The scent of money
It is believed that there are over 1500 South African private soldiers
currently working for so-called "security" agencies in Iraq. Most of
them are white, and many played an active role in perpetrating violence
during the apartheid years. We spoke to Henrie Boshoff, an analyst of
military problems at the South African Institute for Security Studies.
Last January, Francois Strydom, a South African, was
killed by a bomb which went off in front of his hotel in Baghdad, Iraq.
He was there with several other South Africans including Deon Gouws,
who was badly injured in the blast. What was this group of South
Africans doing in Baghdad? They were working in Iraq for Erinys, an
international agency with offices in South Africa and world-wide, which
officially operates in the business of protecting oil rigs. In its
company presentation, Erinys claims to specialise in security in Africa
and the Middle East and last May it signed a 39.4 million dollar
contract with the US military, for the protection of oil fields in Iraq.
"It is a company like many others", explains Henrie Boshoff, "It
recruits personnel to send to Iraq to protect oil fields and act as
body guards for the employees of companies working in Iraq".
Back in the 1980s under apartheid, Francois Strysom and Deon Gouws
worked for the secret police. According to a report in the South
African Sunday Times, Deon Gouws requested and obtained amnesty from
the Truth and Reconciliation Commission, after having confessed to
placing between 40 and 60 bombs in the homes of black political
activists. This is his background.
"Many former policemen who served in the South African special forces
under apartheid found themselves unemployed following the countryís
transition to democracy". Henrie Boshoff tells us. "Those who go
to Iraq are primarily soldiers leaving the South African army, together
with many whites who were employed in the police force. Policemen and
soldiers who have taken early retirement in order to be able to go to
Iraq. Around one hundred soldiers from the special military unit which
protects the likes of President Thabo Mbeki, have left for Iraq. They
are employed as security guards by companies such as Erinys. Most of
them are white and Iíve yet to hear for a black man working as a body
guard in Iraq". They are driven by the prospect of earning high wages.
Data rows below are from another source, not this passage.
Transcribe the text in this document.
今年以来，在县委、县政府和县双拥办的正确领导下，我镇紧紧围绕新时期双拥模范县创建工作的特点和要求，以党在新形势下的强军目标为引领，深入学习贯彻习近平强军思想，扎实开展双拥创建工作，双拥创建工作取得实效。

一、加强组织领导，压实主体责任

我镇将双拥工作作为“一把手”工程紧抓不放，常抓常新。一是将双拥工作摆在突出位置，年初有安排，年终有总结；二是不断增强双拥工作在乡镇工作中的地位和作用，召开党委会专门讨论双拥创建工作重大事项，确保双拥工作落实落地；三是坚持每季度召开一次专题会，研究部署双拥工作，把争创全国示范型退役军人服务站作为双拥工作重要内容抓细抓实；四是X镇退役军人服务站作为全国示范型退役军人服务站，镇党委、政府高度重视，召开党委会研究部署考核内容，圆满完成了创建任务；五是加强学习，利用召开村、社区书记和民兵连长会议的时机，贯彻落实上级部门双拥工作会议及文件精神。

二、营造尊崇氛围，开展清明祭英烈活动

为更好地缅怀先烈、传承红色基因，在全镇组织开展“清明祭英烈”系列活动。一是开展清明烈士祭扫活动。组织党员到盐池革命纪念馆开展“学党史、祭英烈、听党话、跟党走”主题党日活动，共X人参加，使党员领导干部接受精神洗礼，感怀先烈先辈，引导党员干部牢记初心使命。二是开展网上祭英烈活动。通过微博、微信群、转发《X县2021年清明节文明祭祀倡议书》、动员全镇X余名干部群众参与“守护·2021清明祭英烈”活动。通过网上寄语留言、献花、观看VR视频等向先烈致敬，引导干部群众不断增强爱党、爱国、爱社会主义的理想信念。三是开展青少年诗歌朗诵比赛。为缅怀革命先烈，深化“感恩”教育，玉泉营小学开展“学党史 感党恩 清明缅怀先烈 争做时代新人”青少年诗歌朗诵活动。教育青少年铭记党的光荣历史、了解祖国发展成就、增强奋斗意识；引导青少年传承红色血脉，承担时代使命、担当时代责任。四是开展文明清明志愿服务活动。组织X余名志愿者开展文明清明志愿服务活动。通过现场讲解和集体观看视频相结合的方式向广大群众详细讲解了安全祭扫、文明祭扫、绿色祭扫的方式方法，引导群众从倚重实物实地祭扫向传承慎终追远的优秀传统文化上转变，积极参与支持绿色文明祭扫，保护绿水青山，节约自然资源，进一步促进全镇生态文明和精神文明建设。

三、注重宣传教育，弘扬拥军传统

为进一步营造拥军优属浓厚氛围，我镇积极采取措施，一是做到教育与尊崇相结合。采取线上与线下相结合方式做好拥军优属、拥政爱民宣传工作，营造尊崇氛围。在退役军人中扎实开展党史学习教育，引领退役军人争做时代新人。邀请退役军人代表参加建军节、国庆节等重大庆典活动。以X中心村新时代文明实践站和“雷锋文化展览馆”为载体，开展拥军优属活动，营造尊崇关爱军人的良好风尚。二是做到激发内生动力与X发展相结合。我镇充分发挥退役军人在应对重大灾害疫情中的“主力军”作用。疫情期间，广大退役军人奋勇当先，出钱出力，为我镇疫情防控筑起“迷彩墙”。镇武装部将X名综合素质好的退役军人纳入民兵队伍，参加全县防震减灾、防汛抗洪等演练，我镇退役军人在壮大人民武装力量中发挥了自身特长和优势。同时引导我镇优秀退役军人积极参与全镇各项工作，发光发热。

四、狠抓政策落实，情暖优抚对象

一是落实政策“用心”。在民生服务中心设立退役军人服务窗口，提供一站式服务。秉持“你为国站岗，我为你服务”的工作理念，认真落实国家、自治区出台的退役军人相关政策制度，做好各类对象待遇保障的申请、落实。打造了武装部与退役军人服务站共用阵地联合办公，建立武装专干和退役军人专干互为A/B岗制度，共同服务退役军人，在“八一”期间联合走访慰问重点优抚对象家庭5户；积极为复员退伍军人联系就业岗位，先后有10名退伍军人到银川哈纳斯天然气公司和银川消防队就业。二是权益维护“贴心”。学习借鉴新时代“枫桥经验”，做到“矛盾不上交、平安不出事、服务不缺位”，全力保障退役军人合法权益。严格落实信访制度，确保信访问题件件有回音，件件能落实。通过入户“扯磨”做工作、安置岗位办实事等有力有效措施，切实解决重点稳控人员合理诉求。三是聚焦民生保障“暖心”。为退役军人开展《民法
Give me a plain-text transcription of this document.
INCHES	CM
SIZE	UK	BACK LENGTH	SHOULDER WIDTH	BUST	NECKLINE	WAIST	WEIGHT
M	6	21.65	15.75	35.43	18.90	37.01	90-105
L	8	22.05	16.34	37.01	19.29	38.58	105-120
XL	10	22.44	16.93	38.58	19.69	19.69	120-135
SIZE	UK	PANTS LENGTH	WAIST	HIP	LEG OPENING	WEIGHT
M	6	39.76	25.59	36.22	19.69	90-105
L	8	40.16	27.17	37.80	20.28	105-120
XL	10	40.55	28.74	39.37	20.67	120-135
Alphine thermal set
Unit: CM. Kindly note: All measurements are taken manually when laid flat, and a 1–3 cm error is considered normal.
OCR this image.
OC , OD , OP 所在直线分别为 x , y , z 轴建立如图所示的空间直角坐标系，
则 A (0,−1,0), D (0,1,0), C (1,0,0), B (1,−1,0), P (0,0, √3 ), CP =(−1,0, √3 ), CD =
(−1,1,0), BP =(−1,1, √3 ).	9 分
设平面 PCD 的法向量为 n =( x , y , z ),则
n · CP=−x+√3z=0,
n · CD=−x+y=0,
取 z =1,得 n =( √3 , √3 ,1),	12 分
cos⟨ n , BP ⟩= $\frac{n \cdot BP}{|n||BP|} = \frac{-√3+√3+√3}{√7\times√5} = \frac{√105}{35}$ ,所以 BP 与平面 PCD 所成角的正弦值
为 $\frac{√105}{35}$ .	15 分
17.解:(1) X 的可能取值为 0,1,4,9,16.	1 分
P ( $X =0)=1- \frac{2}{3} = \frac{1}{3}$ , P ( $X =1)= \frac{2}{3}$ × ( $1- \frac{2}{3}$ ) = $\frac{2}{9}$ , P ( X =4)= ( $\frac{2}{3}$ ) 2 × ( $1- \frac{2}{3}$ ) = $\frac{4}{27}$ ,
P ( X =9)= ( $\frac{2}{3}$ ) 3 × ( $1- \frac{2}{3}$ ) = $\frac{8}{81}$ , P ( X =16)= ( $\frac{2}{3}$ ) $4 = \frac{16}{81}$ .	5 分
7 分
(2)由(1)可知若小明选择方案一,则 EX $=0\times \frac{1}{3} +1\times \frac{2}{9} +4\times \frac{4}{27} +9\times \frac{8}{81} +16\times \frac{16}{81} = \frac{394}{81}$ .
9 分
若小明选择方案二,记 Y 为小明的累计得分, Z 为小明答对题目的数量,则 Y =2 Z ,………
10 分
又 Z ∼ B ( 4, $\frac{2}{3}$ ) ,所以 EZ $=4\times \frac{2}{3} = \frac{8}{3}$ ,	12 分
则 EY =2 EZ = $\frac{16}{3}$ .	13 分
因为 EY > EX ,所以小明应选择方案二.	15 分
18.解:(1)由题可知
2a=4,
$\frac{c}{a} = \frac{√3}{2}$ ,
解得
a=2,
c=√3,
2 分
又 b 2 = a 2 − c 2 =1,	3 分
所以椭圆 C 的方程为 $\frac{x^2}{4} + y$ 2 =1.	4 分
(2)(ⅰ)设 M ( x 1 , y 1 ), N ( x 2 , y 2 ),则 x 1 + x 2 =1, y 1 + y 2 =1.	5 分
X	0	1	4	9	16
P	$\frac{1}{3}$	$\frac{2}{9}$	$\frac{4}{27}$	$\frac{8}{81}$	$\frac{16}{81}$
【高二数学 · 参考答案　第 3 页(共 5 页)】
"In just two months in Iraq a South African can earn the equivalent of
a year's salary back home". Henrie Boshoff explains. "Contracts are
usually for three months but can be renewed. Salarys are in the region
of 70.000 rand per month, which corresponds to around 9000 euros. A
professional soldier in South Africa earns less than 1500 euros a
month, and that is talking about a high salary". A South African law,
passed in 1998, bans South African citizens from serving as mercenaries
in foreign countries. The law also states that security personnel
(police and soldiers) are not permitted to work in areas considered war
zones. After several weeks of uncertainty, the South African Defence
Ministry has officially declared Iraq to be an area of armed conflict.
From now onwards any South African working in security, information
services, recruitment or even medical aid in Iraq can be prosecuted.